ENDLESS CALLS FOR FAME remembers forgotten rock band friendship
Endless Calls for Fame
Directed by Olivia Serafini-Sauli
Unrated
Runtime: 1 hours, 23 minutes
Available On Digital & Cable VOD on March 14
by Daniel Pecoraro, Staff Writer
One of my favorite pop music critics and thinkers, Todd in the Shadows, has a common trope when discussing the one-hit-wonders of the late 1980s. The band in question is toiling after their high flight up the charts, trying to recapture that success. But all of a sudden, cut to a slick doubled guitar riff, a drum fill, and finally, the words onscreen that may as well serve as the act’s epitaph: “NIRVANA KILLED MY CAREER.” Another band, buried in a Seattle flannel shroud in 1991.
And indeed, Olivia Serafini-Sauli’s Endless Calls for Fame does lean heavily on the epochal shift before and after “Smells Like Teen Spirit” and Nevermind. But instead of using this transition to track the ends of bands, she uses it to show one band’s beginning, middle, and end. Put another way, what if Nirvana made some careers? Using a combination of retrospective talking-head interviews and the director’s own archival footage from the ‘80s and ‘90s, Endless Calls for Fame tracks the New York City music scene of the period when hardcore punk was ebbing as alternative and grunge were cresting. All of this is seen through the lens of the band New Rising Sons.
Serafini-Sauli was clearly good friends with the trio that made up the core of the New Rising Sons: lead singer and guitarist Garrett Klahn, drummer Drew Thomas, and lead guitarist Kevin McGinnis. (They were joined by a rotation of bass guitarists whose terms were about as short as Spinal Tap’s drummers, albeit presumably with less gruesome endings.) Coming from Buffalo, Katonah, and the Queens side of Floral Park, the three were coming out of other bands. As Thomas’s group Into Another and Klahn’s Texas is the Reason dissolved, and McGinnis’s ethereal 5412 group languished, they connected amid concerts by hardcore bands like Menswear and the Charlatans and proto-grunge acts like the Gorilla Biscuits. Very soon (as was the case for Texas is the Reason), big record labels came courting. The New Rising Sons became industry darlings looking for the next big thing in US alternative after Nirvana and Oasis, signing a deal with Virgin in the process. Just as quickly, though, they got dropped in a case of “Napster killed by career,” and the music industry shrinking in the wake of the Internet boom. Their debut album, recorded at the legendary Bearsville studio produced by Ted Niceley, was shelved, a lost artifact of rock history.
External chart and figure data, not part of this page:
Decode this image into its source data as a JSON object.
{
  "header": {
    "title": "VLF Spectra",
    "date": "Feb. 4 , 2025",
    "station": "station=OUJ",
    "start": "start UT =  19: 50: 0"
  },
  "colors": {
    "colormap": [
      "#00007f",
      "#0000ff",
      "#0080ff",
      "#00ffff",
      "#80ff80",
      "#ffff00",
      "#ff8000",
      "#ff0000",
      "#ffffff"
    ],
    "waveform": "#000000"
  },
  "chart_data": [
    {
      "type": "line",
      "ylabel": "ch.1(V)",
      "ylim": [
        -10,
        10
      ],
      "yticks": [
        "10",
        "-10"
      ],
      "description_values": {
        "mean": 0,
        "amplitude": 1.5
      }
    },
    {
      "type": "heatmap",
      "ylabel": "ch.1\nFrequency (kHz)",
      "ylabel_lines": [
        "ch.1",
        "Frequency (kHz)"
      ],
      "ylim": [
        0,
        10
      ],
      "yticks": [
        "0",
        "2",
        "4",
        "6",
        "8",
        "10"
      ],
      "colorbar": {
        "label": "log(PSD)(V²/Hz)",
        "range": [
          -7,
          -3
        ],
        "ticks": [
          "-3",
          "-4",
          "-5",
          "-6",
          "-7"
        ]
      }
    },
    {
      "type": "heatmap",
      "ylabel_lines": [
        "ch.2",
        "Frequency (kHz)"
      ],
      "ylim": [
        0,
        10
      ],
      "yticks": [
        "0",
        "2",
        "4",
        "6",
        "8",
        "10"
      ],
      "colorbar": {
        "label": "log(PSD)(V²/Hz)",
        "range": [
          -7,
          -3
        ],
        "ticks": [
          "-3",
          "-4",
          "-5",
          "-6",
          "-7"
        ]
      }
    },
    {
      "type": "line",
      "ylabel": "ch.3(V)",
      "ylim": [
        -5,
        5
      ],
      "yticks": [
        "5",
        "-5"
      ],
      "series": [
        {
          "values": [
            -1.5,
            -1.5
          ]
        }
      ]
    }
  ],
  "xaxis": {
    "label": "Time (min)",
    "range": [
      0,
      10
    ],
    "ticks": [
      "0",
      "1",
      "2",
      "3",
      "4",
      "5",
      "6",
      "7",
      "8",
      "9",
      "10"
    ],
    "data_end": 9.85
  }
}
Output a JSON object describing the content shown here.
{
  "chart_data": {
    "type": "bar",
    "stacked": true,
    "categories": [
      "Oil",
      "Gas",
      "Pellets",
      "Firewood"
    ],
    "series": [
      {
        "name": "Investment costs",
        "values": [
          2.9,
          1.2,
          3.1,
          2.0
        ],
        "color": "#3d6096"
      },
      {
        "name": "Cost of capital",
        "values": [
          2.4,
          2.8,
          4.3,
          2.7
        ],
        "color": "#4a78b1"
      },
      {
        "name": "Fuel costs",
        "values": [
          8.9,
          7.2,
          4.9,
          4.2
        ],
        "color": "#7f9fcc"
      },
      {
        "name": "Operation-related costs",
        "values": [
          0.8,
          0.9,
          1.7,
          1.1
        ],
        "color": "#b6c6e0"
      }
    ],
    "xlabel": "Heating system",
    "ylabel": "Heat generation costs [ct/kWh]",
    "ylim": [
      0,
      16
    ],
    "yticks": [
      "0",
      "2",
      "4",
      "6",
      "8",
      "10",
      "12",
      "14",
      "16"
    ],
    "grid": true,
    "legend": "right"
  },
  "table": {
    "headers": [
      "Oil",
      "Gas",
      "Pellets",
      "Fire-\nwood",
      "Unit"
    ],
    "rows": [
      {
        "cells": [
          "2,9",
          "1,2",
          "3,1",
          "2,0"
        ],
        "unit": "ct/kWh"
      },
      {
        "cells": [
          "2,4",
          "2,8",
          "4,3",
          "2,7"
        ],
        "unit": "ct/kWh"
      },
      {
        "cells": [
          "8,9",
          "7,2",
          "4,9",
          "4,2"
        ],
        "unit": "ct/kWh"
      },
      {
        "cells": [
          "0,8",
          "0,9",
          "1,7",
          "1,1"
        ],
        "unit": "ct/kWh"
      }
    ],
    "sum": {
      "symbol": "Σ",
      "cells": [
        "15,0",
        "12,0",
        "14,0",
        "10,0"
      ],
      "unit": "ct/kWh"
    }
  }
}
In all of this, Serafini-Sauli is present, but just outside the lens. Whether she was putting the camera in the face of her friends three decades ago or meeting up for interviews upon the New Rising Sons’ LP release of Set It Right, twenty years after its recording, she is always present. I was somewhat surprised by the more detached position, present only in glances and historic and present-day voiceover. After all, it’s her perspective as a fan and a friend that makes Endless Calls for Fame possible. Ultimately, I think the choice was the right one. By centering Klahn, McGinnis, and Thomas, Serafini-Sauli is able to put the full focus on the trio, their friendship, and their music. We see the New York of the New Rising Sons, as the city’s grit was slowly washed off between the hardcore era of CBGB and the Strokes’ release of Is This It. We get a sense of what it’s like to be young and in demand from an industry that would have the bottom fall out years later. Most valuably, we see the New Rising Sons’ love for each other, as palpable in the film as it is complicated. Their 2019 meeting to hear the new masters of Set It Right before its release on a small German label, and the contemporaneous solo interviews, seemed like a reunion of musical soulmates who came of age together. It belied a one-night-only revival in 2008 where Klahn and McGinnis clashed over artistic differences, as in the band’s dissolution at the end of the previous decade.
Ultimately, the music, and the deeper bonds, won out, and we see the New Rising Sons together again, just before Covid-19 quarantines began and scuppered any plans for a reunion tour. All that remains are the LP, a second compilation, this documentary, and each other. But Endless Calls for Fame serves as a worthy, sentimental document to mark this point in the careers of these three artists, and the scene that birthed them.